To illustrate, given the code below, which sorts points using various policies for x and y coordinates:
#include <vector>
#include <functional>
#include <algorithm>
#include <iostream>
struct Point
{
Point(int x, int y) : x(x), y(y) {}
int x, y;
};
template <class XOrder, class YOrder>
struct SortXY :
std::binary_function<const Point&, const Point&, bool>
{
bool operator()(const Point& lhs, const Point& rhs) const
{
if (XOrder()(lhs.x, rhs.x))
return true;
else if (XOrder()(rhs.x, lhs.x))
return false;
else
return YOrder()(lhs.y, rhs.y);
}
};
struct Ascending { bool operator()(int l, int r) const { return l<r; } };
struct Descending { bool operator()(int l, int r) const { return l>r; } };
int main()
{
// fill vector with data
std::vector<Point> pts;
pts.push_back(Point(10, 20));
pts.push_back(Point(20, 5));
pts.push_back(Point( 5, 0));
pts.push_back(Point(10, 30));
// sort array
std::sort(pts.begin(), pts.end(), SortXY<Descending, Ascending>());
// dump content
std::for_each(pts.begin(), pts.end(),
[](const Point& p)
{
std::cout << p.x << "," << p.y << "\n";
});
}
The expression std::sort(pts.begin(), pts.end(), SortXY<Descending, Ascending>()); sorts according to descending x values, and then to ascending y values. It's easily understandable, and I'm not sure I really want to make use of lambda expressions here.
But if I wanted to replace Ascending / Descending by lambda expressions, how would you do it? The following isn't valid:
std::sort(pts.begin(), pts.end(), SortXY<
[](int l, int r) { return l>r; },
[](int l, int r) { return l<r; }
>());
This problem arises because SortXY only takes types, whereas lambdas are objects. You need to re-write it so that it takes objects, not just types. This is basic use of functional objects- see how std::for_each doesn't take a type, it takes an object.

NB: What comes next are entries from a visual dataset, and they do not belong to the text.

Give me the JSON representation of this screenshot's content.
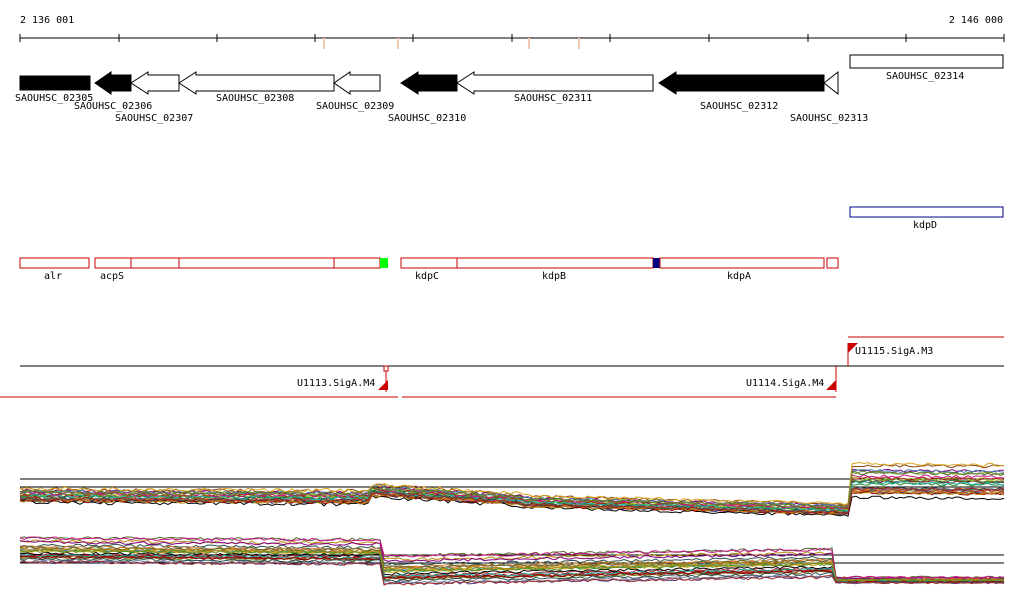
{
  "ruler": {
    "start_label": "2 136 001",
    "end_label": "2 146 000"
  },
  "genes": [
    {
      "name": "SAOUHSC_02305",
      "filled": true
    },
    {
      "name": "SAOUHSC_02306",
      "filled": true
    },
    {
      "name": "SAOUHSC_02307",
      "filled": false
    },
    {
      "name": "SAOUHSC_02308",
      "filled": false
    },
    {
      "name": "SAOUHSC_02309",
      "filled": false
    },
    {
      "name": "SAOUHSC_02310",
      "filled": true
    },
    {
      "name": "SAOUHSC_02311",
      "filled": false
    },
    {
      "name": "SAOUHSC_02312",
      "filled": true
    },
    {
      "name": "SAOUHSC_02313",
      "filled": false
    },
    {
      "name": "SAOUHSC_02314",
      "filled": false
    }
  ],
  "operons_top": [
    {
      "name": "kdpD"
    }
  ],
  "operons": [
    {
      "name": "alr"
    },
    {
      "name": "acpS"
    },
    {
      "name": "kdpC"
    },
    {
      "name": "kdpB"
    },
    {
      "name": "kdpA"
    }
  ],
  "promoters": [
    {
      "name": "U1113.SigA.M4"
    },
    {
      "name": "U1114.SigA.M4"
    },
    {
      "name": "U1115.SigA.M3"
    }
  ],
  "colors": {
    "gene_filled": "#000000",
    "operon_outline": "#cc0000",
    "operon_top_outline": "#00008b",
    "marker_green": "#00ff00",
    "marker_navy": "#000080",
    "promoter_red": "#cc0000",
    "tick_peach": "#f4c8b0"
  }
}
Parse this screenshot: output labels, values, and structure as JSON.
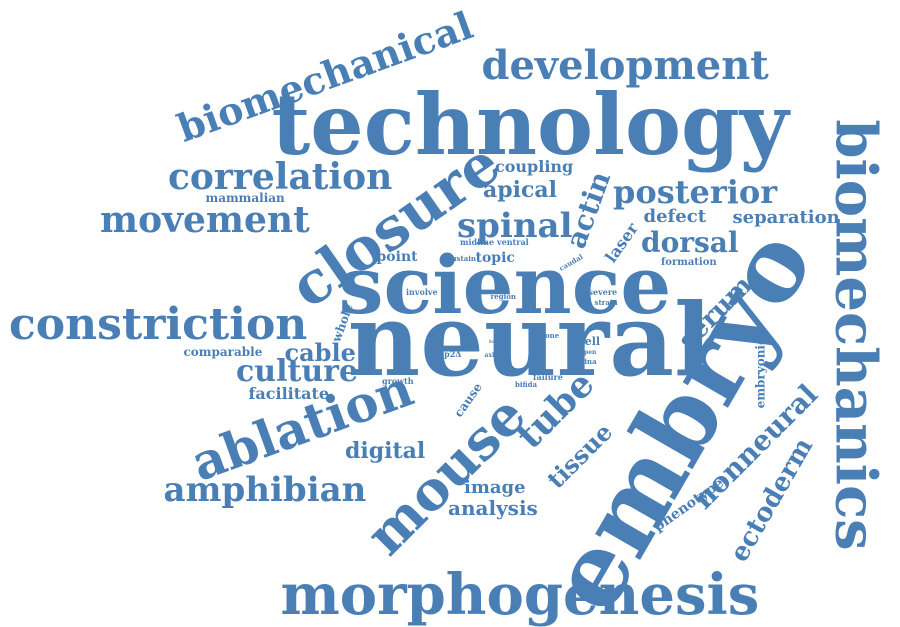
{
  "color": "#4a7fb5",
  "words": [
    {
      "text": "technology",
      "rot": 0
    },
    {
      "text": "embryo",
      "rot": -60
    },
    {
      "text": "neural",
      "rot": 0
    },
    {
      "text": "science",
      "rot": 0
    },
    {
      "text": "closure",
      "rot": -35
    },
    {
      "text": "morphogenesis",
      "rot": 0
    },
    {
      "text": "biomechanics",
      "rot": 90
    },
    {
      "text": "constriction",
      "rot": 0
    },
    {
      "text": "biomechanical",
      "rot": -20
    },
    {
      "text": "development",
      "rot": 0
    },
    {
      "text": "ablation",
      "rot": -20
    },
    {
      "text": "mouse",
      "rot": -45
    },
    {
      "text": "movement",
      "rot": 0
    },
    {
      "text": "correlation",
      "rot": 0
    },
    {
      "text": "amphibian",
      "rot": 0
    },
    {
      "text": "spinal",
      "rot": 0
    },
    {
      "text": "posterior",
      "rot": 0
    },
    {
      "text": "tube",
      "rot": -45
    },
    {
      "text": "culture",
      "rot": 0
    },
    {
      "text": "nonneural",
      "rot": -45
    },
    {
      "text": "ectoderm",
      "rot": -60
    },
    {
      "text": "actin",
      "rot": -70
    },
    {
      "text": "dorsal",
      "rot": 0
    },
    {
      "text": "apical",
      "rot": 0
    },
    {
      "text": "serum",
      "rot": -45
    },
    {
      "text": "tissue",
      "rot": -45
    },
    {
      "text": "cable",
      "rot": 0
    },
    {
      "text": "digital",
      "rot": 0
    },
    {
      "text": "image",
      "rot": 0
    },
    {
      "text": "analysis",
      "rot": 0
    },
    {
      "text": "coupling",
      "rot": 0
    },
    {
      "text": "defect",
      "rot": 0
    },
    {
      "text": "separation",
      "rot": 0
    },
    {
      "text": "phenotype",
      "rot": -35
    },
    {
      "text": "laser",
      "rot": -55
    },
    {
      "text": "facilitate",
      "rot": 0
    },
    {
      "text": "comparable",
      "rot": 0
    },
    {
      "text": "mammalian",
      "rot": 0
    },
    {
      "text": "embryonic",
      "rot": -90
    },
    {
      "text": "whole",
      "rot": -70
    },
    {
      "text": "topic",
      "rot": 0
    },
    {
      "text": "point",
      "rot": 0
    },
    {
      "text": "cause",
      "rot": -55
    },
    {
      "text": "formation",
      "rot": 0
    },
    {
      "text": "midline",
      "rot": 0
    },
    {
      "text": "ventral",
      "rot": 0
    },
    {
      "text": "sustain",
      "rot": 0
    },
    {
      "text": "involve",
      "rot": 0
    },
    {
      "text": "region",
      "rot": 0
    },
    {
      "text": "caudal",
      "rot": -30
    },
    {
      "text": "severe",
      "rot": 0
    },
    {
      "text": "strain",
      "rot": 0
    },
    {
      "text": "growth",
      "rot": 0
    },
    {
      "text": "bp2Δ",
      "rot": 0
    },
    {
      "text": "axis",
      "rot": 0
    },
    {
      "text": "zone",
      "rot": 0
    },
    {
      "text": "cell",
      "rot": 0
    },
    {
      "text": "open",
      "rot": 0
    },
    {
      "text": "spina",
      "rot": 0
    },
    {
      "text": "failure",
      "rot": 0
    },
    {
      "text": "bifida",
      "rot": 0
    },
    {
      "text": "to",
      "rot": 0
    }
  ]
}
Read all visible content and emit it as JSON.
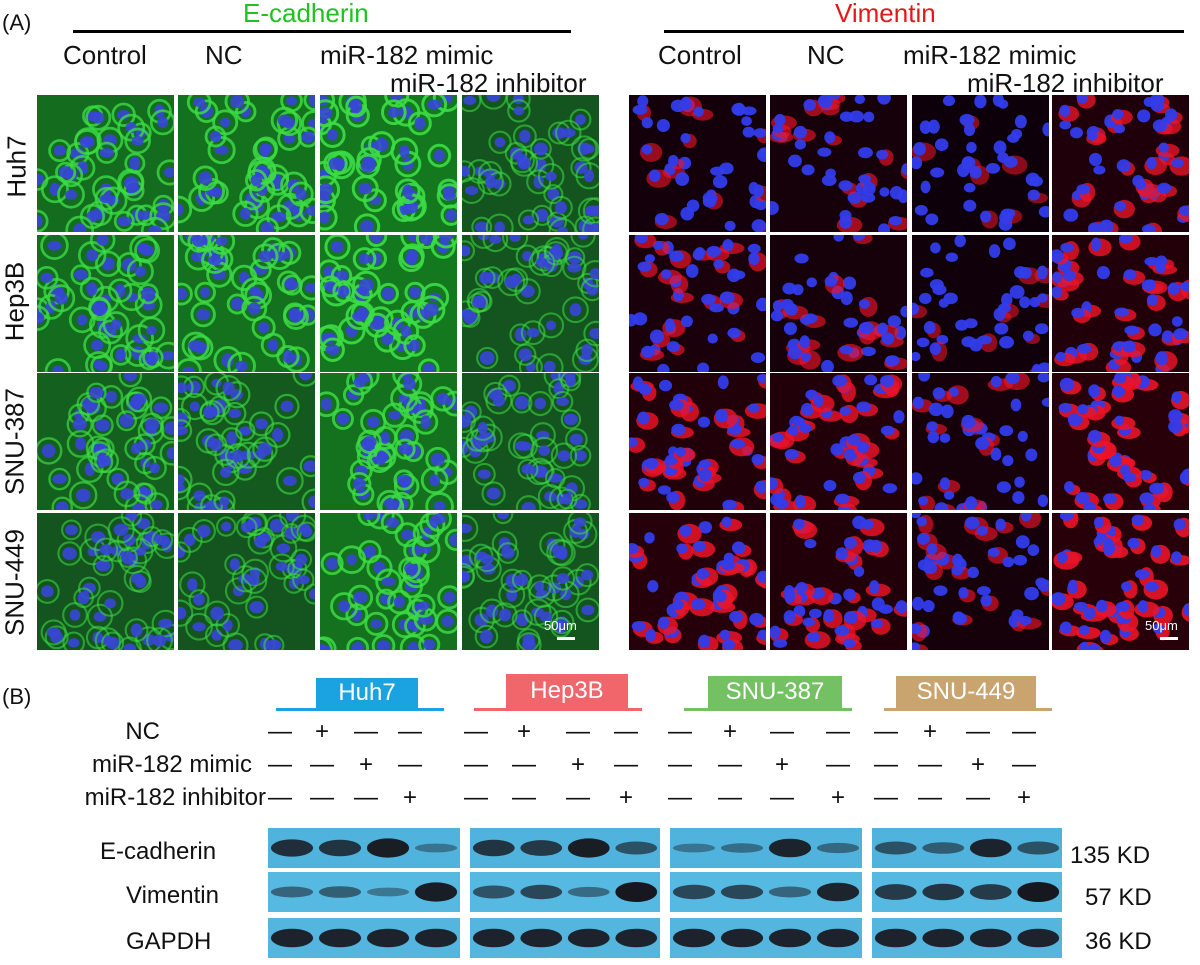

I have posted a similar question w.r.t. lambda functors within classes.
Check this out, perhaps it helps:
Lambda expression as member functors in a class
I had a similar problem: It was required to provide in some cases a "raw"-function pointer and in other a functor. So I came up with a "workaround" like this:
template<class T>
class Selector
{
public:
Selector(int (*theSelector)(T& l, T& r))
: selector(theSelector) {}
virtual int operator()(T& l, T& r) {
return selector(l, r);
}
int (*getRawSelector() const)(T&, T&) {
return this->selector;
}
private:
int(*selector)(T& l, T& r);
};
Assuming you have two very simple functions taking --- as described --- either a functor or a raw function pointer like this:
int
findMinWithFunctor(int* array, int size, Selector<int> selector)
{
if (array && size > 0) {
int min = array[0];
for (int i = 0; i < size; i++) {
if (selector(array[i], min) < 0) {
min = array[i];
}
}
return min;
}
return -1;
}
int
findMinWithFunctionPointer(int* array, int size, int(*selector)(int&, int&))
{
if (array && size > 0) {
int min = array[0];
for (int i = 0; i < size; i++) {
if (selector(array[i], min) < 0) {
min = array[i];
}
}
return min;
}
return -1;
}
Then you would call this functions like this:
int numbers[3] = { 4, 2, 99 };
cout << "The min with functor is:" << findMinWithFunctor(numbers, 3, Selector<int>([](int& l, int& r) -> int {return (l > r ? 1 : (r > l ? -1 : 0)); })) << endl;
// or with the plain version
cout << "The min with raw fn-pointer is:" << findMinWithFunctionPointer(numbers, 3, Selector<int>([](int& l, int& r) -> int {return (l > r ? 1 : (r > l ? -1 : 0)); }).getRawSelector()) << endl;
Of course in this example there is no real benefit passing the int's as reference...it's just an example :-)
Improvements:
You can also modify the Selector class to be more concise like this:
template<class T>
class Selector
{
public:
typedef int(*selector_fn)(T& l, T& r);
Selector(selector_fn theSelector)
: selector(theSelector) {}
virtual int operator()(T& l, T& r) {
return selector(l, r);
}
selector_fn getRawSelector() {
return this->selector;
}
private:
selector_fn selector;
};
Here we are taking advantage of a simple typedef in order to define the function pointer once and use only it's name rather then writing the declaration over and over.